Architecture can contribute to saving human life on earth not only through direct decreases, building by building, in carbon emissions, but also through creating a beautiful, exciting vision of a zero-carbon future. Fear and guilt are demotivating; stunning images of profoundly sustainable architecture will help people to run towards a zero-carbon future, rather than merely running from an unsustainable present.

Barnabas Calder is senior lecturer at the University of Liverpool, and head of the Architectural and Urban History Research Group.
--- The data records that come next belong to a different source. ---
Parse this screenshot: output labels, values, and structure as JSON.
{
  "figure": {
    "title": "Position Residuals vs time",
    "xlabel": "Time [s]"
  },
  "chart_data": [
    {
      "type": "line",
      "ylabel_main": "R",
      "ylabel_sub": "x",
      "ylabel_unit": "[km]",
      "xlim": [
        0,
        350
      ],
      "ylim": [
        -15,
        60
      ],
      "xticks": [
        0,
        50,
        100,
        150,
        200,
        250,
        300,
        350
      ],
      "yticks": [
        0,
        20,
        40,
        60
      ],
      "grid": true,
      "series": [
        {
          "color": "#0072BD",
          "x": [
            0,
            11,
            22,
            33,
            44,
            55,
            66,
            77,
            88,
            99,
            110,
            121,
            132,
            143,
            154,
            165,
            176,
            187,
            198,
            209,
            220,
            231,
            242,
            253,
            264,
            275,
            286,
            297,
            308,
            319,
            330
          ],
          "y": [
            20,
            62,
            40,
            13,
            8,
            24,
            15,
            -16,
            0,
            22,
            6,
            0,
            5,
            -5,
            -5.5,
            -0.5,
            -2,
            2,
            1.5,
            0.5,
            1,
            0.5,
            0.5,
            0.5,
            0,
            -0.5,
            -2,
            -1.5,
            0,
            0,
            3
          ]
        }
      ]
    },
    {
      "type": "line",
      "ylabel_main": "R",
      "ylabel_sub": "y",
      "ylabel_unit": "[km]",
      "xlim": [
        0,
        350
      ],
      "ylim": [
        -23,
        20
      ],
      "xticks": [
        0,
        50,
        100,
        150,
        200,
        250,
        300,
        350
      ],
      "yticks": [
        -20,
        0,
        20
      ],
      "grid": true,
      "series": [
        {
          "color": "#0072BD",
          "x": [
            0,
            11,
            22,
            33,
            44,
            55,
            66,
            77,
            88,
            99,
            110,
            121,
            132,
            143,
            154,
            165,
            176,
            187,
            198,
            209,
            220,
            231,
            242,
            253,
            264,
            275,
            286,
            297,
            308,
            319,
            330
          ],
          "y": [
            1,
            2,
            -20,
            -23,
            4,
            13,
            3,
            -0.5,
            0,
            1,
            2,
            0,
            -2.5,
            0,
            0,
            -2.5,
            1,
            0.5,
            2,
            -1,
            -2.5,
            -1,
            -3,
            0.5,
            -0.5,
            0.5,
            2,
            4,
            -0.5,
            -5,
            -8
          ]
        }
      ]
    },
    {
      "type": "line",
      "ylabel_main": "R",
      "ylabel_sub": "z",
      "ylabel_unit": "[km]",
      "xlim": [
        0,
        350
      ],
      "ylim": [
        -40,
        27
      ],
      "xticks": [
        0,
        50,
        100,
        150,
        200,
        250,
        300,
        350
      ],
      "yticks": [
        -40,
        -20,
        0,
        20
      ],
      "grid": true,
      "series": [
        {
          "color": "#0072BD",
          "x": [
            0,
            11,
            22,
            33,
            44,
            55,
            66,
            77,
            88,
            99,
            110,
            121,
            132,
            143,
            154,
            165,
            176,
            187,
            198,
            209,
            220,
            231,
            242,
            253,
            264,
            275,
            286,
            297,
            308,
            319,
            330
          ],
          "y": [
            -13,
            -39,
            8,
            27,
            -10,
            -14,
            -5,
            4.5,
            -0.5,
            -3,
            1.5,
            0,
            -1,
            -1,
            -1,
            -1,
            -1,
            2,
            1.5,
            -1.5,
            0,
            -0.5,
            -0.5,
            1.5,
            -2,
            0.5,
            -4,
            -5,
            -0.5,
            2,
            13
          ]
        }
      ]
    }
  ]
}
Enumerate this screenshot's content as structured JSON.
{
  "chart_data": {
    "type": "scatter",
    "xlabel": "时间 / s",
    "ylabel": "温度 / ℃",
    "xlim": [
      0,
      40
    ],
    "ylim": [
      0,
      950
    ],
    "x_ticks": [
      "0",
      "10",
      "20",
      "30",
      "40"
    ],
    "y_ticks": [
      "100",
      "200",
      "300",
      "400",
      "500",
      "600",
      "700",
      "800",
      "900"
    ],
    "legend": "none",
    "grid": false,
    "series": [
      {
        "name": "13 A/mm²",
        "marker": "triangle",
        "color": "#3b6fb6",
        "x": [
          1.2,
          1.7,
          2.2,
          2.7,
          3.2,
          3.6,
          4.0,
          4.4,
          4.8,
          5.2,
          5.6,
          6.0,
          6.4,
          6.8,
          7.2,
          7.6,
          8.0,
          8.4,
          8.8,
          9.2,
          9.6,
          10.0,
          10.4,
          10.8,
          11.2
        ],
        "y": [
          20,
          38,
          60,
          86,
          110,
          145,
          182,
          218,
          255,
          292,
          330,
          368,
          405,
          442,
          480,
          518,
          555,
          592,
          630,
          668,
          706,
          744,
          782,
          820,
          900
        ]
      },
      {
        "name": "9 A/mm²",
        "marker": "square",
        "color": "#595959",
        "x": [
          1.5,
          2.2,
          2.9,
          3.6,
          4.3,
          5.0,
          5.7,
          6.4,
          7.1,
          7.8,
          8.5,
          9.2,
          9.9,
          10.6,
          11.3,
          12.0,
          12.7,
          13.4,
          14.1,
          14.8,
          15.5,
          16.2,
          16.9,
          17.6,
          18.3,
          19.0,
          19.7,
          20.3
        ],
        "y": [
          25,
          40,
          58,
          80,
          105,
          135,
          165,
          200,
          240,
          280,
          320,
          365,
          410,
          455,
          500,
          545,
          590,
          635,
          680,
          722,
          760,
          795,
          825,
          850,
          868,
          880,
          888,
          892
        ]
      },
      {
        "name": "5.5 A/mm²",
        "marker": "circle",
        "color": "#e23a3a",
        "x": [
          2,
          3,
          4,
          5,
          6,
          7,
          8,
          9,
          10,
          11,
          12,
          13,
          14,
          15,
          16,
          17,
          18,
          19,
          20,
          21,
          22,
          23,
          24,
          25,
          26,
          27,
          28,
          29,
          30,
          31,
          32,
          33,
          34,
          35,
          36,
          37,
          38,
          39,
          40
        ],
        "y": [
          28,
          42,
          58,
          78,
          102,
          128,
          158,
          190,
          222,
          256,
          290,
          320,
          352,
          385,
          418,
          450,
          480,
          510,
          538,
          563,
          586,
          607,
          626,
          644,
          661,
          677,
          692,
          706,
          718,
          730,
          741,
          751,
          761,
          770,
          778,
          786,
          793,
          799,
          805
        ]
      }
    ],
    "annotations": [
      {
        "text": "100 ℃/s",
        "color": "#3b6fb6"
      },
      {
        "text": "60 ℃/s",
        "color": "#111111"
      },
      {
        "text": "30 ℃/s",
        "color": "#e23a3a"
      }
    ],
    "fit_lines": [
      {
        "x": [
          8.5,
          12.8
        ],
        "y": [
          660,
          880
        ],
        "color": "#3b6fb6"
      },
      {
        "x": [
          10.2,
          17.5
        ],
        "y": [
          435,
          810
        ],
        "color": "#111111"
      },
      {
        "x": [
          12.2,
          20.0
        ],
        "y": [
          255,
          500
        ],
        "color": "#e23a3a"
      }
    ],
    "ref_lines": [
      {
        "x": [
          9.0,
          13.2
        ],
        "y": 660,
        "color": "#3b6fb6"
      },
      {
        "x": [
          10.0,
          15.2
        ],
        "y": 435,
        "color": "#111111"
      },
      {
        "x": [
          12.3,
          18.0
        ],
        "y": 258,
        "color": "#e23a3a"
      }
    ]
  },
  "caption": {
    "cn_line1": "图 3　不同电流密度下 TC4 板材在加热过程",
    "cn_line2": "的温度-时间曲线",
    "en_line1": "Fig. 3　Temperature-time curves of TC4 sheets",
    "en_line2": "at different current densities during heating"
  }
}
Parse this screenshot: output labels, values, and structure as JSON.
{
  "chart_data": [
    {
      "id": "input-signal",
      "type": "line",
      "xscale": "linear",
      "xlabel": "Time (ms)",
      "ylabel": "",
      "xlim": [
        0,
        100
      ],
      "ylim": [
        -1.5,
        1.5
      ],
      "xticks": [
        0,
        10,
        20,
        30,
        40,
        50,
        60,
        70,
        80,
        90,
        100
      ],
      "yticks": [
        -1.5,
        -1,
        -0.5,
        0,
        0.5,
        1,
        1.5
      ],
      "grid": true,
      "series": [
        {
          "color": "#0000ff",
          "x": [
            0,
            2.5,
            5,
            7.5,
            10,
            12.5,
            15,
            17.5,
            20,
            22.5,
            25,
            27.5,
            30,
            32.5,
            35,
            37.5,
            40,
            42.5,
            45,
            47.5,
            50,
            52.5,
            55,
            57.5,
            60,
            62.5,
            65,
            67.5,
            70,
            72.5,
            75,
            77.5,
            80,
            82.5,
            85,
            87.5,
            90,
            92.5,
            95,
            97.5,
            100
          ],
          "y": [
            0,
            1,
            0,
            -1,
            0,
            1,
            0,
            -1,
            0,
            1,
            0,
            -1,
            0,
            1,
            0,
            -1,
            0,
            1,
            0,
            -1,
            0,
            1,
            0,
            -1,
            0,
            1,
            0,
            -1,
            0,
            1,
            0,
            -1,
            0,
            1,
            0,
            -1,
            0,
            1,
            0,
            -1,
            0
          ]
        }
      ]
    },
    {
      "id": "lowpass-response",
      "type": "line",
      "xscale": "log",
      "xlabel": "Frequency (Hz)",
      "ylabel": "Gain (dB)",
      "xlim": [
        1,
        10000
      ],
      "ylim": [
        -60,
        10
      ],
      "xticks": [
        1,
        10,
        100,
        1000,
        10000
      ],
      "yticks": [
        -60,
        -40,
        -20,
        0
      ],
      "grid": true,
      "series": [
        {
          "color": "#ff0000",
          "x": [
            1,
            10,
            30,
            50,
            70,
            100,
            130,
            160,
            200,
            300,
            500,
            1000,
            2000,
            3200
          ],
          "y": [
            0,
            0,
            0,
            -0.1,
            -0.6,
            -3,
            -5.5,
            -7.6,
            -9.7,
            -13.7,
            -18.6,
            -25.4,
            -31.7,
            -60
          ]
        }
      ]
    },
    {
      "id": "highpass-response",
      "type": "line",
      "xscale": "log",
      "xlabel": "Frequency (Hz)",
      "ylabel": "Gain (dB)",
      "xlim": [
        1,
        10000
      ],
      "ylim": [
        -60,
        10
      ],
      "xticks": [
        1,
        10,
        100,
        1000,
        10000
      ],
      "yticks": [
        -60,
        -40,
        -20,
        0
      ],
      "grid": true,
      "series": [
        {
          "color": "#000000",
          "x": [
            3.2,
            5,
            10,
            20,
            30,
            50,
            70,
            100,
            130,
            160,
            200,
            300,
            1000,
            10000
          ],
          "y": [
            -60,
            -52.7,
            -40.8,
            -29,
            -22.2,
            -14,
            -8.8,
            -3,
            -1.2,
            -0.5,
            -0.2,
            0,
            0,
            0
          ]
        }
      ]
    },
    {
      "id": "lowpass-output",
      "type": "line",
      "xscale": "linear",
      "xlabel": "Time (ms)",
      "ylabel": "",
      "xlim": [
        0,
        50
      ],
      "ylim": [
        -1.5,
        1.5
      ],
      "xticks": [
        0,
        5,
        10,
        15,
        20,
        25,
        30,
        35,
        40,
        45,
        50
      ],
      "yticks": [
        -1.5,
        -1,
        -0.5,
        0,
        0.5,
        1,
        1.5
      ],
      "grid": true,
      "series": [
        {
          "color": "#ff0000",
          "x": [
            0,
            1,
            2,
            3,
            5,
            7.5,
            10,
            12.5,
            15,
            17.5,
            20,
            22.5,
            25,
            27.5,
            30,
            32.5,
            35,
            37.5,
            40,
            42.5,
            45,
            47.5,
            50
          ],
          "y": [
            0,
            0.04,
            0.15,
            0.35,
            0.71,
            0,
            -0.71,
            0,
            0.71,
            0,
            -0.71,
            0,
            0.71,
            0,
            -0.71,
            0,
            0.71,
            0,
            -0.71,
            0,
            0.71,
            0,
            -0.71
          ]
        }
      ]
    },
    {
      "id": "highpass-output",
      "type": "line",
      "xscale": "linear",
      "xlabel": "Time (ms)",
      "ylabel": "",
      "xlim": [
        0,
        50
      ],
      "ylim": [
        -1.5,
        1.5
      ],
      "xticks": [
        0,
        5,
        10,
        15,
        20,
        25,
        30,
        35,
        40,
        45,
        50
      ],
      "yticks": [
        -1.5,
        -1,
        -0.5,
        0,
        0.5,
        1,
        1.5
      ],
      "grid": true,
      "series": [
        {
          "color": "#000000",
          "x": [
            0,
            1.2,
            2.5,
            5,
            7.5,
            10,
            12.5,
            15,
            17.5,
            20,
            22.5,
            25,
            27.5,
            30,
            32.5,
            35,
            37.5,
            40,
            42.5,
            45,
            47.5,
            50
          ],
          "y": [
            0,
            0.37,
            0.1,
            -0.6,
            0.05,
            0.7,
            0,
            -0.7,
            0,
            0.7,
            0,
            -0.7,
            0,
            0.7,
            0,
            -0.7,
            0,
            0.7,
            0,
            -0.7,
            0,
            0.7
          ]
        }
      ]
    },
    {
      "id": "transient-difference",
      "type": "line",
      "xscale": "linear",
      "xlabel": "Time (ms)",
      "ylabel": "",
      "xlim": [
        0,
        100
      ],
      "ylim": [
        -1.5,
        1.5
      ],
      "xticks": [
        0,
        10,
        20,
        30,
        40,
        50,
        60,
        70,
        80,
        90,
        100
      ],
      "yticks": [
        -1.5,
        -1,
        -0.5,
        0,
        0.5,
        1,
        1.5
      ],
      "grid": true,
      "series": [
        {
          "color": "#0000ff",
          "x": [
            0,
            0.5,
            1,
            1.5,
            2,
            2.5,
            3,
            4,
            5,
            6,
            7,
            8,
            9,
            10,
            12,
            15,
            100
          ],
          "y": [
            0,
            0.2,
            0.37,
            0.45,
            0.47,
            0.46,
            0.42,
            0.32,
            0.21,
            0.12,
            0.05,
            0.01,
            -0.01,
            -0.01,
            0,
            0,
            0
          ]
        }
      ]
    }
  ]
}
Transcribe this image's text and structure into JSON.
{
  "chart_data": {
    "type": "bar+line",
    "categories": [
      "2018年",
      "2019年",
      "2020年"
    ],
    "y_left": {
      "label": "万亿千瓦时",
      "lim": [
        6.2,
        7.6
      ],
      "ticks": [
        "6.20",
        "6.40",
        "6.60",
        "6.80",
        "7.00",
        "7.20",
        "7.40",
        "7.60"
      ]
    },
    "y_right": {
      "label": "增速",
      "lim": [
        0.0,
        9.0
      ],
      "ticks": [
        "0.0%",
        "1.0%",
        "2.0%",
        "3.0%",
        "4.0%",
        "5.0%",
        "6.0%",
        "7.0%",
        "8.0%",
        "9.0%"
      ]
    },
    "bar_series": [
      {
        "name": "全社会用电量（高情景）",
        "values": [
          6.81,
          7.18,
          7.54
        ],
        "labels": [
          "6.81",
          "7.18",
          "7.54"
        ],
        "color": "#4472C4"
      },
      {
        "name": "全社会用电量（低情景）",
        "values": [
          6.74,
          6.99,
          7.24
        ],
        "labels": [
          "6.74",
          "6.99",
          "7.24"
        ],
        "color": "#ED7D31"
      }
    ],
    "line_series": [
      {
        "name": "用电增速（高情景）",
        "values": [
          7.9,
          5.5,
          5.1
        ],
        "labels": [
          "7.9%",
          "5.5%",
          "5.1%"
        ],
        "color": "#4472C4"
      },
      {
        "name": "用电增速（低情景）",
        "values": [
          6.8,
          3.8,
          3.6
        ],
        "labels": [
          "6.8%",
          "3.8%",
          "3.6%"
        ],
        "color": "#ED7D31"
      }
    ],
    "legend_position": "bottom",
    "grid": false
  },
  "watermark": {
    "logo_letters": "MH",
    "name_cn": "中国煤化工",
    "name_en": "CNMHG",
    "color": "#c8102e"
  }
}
He is the author of Architecture: From Prehistory to Climate Emergency.

Florian Urban is head of History of Architecture and Urban Studies at the Glasgow School of Art

Key sources for this article: City of New York, 2012 Benchmarking Report for Non-City-Owned Properties; Goggins, Jamie, Treasa Keane, Alan Kelly ‘The assessment of embodied energy in typical reinforced concrete building structures in Ireland’, Energy and Buildings (May 2010); Jennifer Hahn ‘IPCC Climate Change Mitigation Report” Dezeen 6 April 2022; Horsley, Carter B. The Seagram Building, The City Review; Mies van der Rohe ‘Industrialized Building’ (1924), ‘Architecture and the Times’ (1924); Moe, Kiel, Unless. The Seagram Building Construction Ecology (2020); Taut, Bruno, Ich liebe die japanische Kultur – kleine Schriften über Japan (1934); Wier, Stuart Kirkland, ‘Insight from Geometry and Physics into the Construction of Egyptian Old Kingdom Pyramids’ (1996); World Bank Data on carbon emissions.